In the fourth section, “The Israeli Context,” authors like Shira Wolosky and Rachel Fish contextualize academic boycotts within the framework of historic anti-Israel activity and political fads (like calls for a “bi-national state”) that are constantly resuscitated as fresh, new ideas in both academic and political settings.  While each of these pieces (like every other essay in the book) is a must read, the pragmatist in me gravitated towards Ilan Troen’s “The Israel-Palestinian Relationship in Higher Education: Evidence from the Field” which dismantles every trumped-up charge that make up the case for an academic boycott of Israel.

A fifty-page “Concise History of Israel, ” “A Boycott Dossier” (that includes first-hand documents relating to academic boycott activity) and a list of online resources (both pro- and anti-BDS) closes out the volume, and while the history lesson will seem a little 101 for those familiar with the story of Israel and the Middle East, it seems like a wise move to provide a factual framework to those who may have only been exposed to the BDSers’ dystopian fantasies about the region.

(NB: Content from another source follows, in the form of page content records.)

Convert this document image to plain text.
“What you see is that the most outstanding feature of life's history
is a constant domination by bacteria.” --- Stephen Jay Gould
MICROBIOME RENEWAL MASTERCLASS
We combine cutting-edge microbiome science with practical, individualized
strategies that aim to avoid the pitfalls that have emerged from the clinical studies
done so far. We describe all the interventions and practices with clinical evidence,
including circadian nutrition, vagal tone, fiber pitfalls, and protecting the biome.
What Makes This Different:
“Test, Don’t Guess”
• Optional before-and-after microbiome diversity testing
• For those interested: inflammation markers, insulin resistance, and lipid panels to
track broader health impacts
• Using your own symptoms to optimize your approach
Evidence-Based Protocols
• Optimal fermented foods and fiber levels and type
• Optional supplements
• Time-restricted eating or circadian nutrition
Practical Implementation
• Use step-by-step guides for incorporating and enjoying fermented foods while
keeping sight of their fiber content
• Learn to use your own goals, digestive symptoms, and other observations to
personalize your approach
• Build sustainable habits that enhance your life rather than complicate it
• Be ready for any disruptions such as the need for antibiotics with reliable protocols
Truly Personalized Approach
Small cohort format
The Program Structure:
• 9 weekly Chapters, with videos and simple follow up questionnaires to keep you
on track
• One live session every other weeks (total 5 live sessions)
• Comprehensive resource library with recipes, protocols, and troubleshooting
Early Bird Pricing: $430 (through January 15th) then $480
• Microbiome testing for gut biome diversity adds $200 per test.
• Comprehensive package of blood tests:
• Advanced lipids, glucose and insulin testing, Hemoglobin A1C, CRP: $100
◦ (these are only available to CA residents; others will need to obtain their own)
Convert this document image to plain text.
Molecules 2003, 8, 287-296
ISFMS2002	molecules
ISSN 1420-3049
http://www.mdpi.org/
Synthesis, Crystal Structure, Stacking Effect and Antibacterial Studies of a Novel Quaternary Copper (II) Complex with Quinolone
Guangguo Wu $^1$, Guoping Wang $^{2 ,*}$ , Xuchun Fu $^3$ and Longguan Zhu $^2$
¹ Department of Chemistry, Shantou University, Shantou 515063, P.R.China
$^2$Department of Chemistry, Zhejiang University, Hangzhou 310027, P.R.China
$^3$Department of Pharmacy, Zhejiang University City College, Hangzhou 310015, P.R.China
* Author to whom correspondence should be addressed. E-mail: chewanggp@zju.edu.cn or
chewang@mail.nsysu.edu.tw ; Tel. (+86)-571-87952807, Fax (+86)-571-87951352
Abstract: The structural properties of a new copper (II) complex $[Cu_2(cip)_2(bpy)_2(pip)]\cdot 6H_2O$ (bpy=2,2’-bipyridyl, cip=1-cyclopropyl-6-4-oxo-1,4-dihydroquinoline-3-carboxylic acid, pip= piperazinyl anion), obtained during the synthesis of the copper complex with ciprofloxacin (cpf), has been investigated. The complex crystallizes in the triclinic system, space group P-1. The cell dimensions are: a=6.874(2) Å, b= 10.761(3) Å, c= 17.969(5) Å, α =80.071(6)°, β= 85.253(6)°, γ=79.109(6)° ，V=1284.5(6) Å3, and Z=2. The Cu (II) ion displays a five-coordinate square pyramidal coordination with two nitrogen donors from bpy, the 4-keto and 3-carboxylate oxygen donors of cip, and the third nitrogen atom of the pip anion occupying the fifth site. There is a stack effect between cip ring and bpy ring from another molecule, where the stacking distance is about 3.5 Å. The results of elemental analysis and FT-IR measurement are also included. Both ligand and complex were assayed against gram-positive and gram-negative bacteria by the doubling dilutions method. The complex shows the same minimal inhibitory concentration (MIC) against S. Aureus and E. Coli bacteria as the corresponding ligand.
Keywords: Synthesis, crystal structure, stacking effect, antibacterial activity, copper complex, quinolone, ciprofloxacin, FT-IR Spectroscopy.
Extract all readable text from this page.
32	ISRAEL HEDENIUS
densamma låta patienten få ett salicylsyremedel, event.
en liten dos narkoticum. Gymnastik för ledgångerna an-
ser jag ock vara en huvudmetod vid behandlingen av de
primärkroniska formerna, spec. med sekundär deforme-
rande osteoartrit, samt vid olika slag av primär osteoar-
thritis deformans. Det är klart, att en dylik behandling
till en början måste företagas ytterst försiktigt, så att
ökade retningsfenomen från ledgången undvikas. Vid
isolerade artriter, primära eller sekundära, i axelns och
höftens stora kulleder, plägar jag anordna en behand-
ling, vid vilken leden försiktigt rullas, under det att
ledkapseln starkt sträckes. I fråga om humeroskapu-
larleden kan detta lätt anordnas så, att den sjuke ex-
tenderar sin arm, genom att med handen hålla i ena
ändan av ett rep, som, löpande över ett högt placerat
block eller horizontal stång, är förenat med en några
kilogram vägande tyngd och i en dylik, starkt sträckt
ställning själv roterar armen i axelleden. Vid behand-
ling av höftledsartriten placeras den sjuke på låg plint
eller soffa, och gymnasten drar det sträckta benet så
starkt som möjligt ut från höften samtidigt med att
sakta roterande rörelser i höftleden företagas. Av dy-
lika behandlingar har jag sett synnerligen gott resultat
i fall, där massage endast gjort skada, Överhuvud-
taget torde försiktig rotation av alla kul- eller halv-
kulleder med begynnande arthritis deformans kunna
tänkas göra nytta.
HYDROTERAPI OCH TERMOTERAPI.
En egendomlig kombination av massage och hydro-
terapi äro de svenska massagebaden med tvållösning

The most obvious criticism of a work such as The Case Against the Academic Boycott of Israel is that making BDS the subject of academic inquiry might seem like the equivalent of bringing a legal brief to a knife fight.  That’s actually an image that came to mind when I read Donna Robinson Divine piece in the book entitled “The Boycott Debate at Smith” where she describes one set of professors defending the anti-boycott stance taken by the school’s president by utilizing many of the subtle arguments found in Nelson and Brahm’s book while professors critical of Israel fell back on sloganeering and discredited maps to pump a far less subtle (and non-true) message into the minds of students.

But for reasons most Divest This regulars can guess, I can think of no substitute for the kind of scaffolding provided by a strong intellectual framework for the fight against BDS, even if works like The Case Against Academic Boycotts of Israel don’t come with a kit that includes pithy slogans, catchy chants or evocative poster images that students can bring into the next pro- or anti-Israel rally or event.

Going back to an earlier case of immunization against the BDS virus, one of the reasons boycotts are no longer part of the BDS repertoire at food cooperatives is that the people who ran one such a coop (in Davis California) laid out a case against boycotts that demonstrated them to be in violation of the founding principles of the coop movement itself.  And while such an historic argument might seem “academic,” it provided every group fighting coop boycotts after that the grounding and ammunition they needed to drive BDS out of their communities.

Now BDS and the attitudes supporting it are far more entrenched at all levels of the academy, even if support for an anti-Israel agenda has yet to transcend a noisy and increasingly aggressive minority.  But if un-blinkered students and professors (who still make up the majority at all schools, even if they might lack the conviction of Israel’s defamers) are ever to make progress, they need to base their choices of action on a bedrock of ideas, including the powerful and compelling ideas that can be found on every page of The Case Against Academic Boycotts of Israel.